In 1998, he established the fusion band "KRISHNA," a musical ensemble blending Hindustani classical, Carnatic, and Western musical elements.

He has collaborated with musicians including Ustad Zakir Hussain, M. Balamuralikrishna, and Vishwa Mohan Bhatt. As a composer, he co-produced and scored the soundtracks for the National Award-winning Kannada films Beru (2005) and Vimukthi (2010). He has composed original scores and title tracks for over 15 feature films and 40 television serials, alongside various devotional and dance drama recordings.

In 2022, he published his first novel, Prahara: Haduva Gadiyara, which he later translated into English as Prahar: The Singing Clock (2023).

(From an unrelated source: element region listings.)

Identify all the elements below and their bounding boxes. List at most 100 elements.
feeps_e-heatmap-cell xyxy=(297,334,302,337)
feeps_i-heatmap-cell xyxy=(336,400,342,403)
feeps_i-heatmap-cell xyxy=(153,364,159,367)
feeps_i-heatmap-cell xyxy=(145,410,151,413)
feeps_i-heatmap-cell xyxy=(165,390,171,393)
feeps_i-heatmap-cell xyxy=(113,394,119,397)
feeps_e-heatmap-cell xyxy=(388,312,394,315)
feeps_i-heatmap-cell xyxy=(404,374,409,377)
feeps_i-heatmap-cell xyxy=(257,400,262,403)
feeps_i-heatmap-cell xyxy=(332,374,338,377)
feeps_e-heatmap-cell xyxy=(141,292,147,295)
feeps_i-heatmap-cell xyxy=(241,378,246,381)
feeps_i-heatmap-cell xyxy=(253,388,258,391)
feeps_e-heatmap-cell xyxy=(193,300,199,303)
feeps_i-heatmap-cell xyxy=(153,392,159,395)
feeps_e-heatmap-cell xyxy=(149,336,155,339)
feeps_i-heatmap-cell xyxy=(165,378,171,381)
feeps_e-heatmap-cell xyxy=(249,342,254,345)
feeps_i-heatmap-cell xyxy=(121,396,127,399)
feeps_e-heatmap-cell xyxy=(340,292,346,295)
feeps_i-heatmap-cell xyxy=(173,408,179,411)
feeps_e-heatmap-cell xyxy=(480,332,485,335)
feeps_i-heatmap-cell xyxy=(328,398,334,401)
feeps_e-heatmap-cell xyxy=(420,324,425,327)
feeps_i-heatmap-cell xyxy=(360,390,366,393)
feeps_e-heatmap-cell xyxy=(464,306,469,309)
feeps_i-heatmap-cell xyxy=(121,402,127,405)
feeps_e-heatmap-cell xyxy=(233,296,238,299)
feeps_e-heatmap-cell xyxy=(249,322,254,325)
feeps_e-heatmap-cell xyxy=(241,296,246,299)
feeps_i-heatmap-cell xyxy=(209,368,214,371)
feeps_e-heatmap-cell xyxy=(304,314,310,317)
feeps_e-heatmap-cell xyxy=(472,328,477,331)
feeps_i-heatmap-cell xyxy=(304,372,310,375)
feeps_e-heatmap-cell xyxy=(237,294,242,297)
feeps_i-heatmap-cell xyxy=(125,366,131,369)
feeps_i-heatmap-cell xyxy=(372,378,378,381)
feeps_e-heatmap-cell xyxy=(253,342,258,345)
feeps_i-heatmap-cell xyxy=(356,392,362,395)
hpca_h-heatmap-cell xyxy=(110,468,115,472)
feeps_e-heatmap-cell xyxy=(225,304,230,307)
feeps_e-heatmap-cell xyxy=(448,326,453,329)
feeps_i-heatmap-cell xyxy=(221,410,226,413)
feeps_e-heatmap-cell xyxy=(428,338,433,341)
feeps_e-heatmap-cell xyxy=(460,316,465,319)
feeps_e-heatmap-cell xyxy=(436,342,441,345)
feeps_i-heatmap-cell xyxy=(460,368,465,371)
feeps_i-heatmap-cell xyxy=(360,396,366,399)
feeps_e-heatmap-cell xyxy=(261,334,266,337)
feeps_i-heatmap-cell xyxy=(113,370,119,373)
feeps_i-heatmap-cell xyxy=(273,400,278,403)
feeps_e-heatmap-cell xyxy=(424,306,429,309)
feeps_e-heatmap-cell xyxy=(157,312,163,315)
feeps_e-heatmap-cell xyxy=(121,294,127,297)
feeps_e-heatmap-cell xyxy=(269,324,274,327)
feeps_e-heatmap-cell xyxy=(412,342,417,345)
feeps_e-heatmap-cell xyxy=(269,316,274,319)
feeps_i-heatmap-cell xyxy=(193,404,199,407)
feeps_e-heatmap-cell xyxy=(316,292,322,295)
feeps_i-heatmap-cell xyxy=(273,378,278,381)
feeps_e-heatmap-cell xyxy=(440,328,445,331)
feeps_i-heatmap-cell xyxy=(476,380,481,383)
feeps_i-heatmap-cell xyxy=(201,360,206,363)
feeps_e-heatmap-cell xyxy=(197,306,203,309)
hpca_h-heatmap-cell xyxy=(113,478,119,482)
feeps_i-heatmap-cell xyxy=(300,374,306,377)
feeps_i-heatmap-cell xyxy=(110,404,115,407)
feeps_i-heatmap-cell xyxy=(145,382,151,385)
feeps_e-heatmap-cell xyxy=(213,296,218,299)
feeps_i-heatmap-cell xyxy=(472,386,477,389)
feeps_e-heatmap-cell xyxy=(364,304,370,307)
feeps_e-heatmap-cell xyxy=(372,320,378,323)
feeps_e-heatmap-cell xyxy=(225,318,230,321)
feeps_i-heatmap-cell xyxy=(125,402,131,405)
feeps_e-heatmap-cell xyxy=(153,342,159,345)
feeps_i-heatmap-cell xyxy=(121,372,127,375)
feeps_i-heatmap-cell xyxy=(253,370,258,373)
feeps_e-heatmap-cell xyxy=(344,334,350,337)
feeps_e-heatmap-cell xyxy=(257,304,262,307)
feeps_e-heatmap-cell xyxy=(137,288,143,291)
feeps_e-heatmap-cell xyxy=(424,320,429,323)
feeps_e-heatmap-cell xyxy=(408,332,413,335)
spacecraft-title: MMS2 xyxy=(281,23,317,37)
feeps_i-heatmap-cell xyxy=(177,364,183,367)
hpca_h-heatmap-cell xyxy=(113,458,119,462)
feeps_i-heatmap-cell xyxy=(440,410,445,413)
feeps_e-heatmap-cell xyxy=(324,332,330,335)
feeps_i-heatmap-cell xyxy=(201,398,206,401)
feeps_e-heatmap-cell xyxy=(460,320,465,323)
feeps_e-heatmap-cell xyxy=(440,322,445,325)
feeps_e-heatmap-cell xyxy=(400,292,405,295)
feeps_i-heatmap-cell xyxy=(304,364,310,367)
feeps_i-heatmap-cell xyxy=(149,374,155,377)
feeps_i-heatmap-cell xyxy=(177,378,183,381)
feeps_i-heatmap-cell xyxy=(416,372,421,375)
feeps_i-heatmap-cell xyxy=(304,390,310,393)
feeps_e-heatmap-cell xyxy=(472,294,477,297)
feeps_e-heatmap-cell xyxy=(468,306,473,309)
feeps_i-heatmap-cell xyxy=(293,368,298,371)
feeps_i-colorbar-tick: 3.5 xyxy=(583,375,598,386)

== Awards and recognition ==
- Grammy Awards (2026): Earned a nomination in the Best Global Music Album category at the 68th Annual Grammy Awards (held February 1, 2026) for his musical contributions to the collaborative spiritual album Sounds of Kumbha, presented by singer and composer Siddhant Bhatia.
- National Film Awards: Received national recognition from the President of India as the co-producer and music composer for the Kannada feature films Beru and Vimukti.
- Krishna Hangal National Award (2026): Honoured for significant contributions to Hindustani classical music.
- Chowdiah Award (2017): Awarded by the Academy of Music, Bengaluru.
- ZMR Award, USA (2015): Won for Best Contemporary Instrumental Album for the collaborative tracking album Imaginings.
- Kempegowda Award (2011): Bestowed by the Bruhat Bengaluru Mahanagara Palike (BBMP).
- Titles: Surmani (awarded at age 16 by Sur Singaar Samsad, Mumbai), Venugaana Praveena, Singara Kala Ratna (conferred by the Singapore Kannada Sangha), Naada-Nidhi, and Aasthana Sangeet Vidwan from the Udupi Sri Krishna Mutt, Sringeri Sharada Peetham, and Aavani Sringeri Mutt.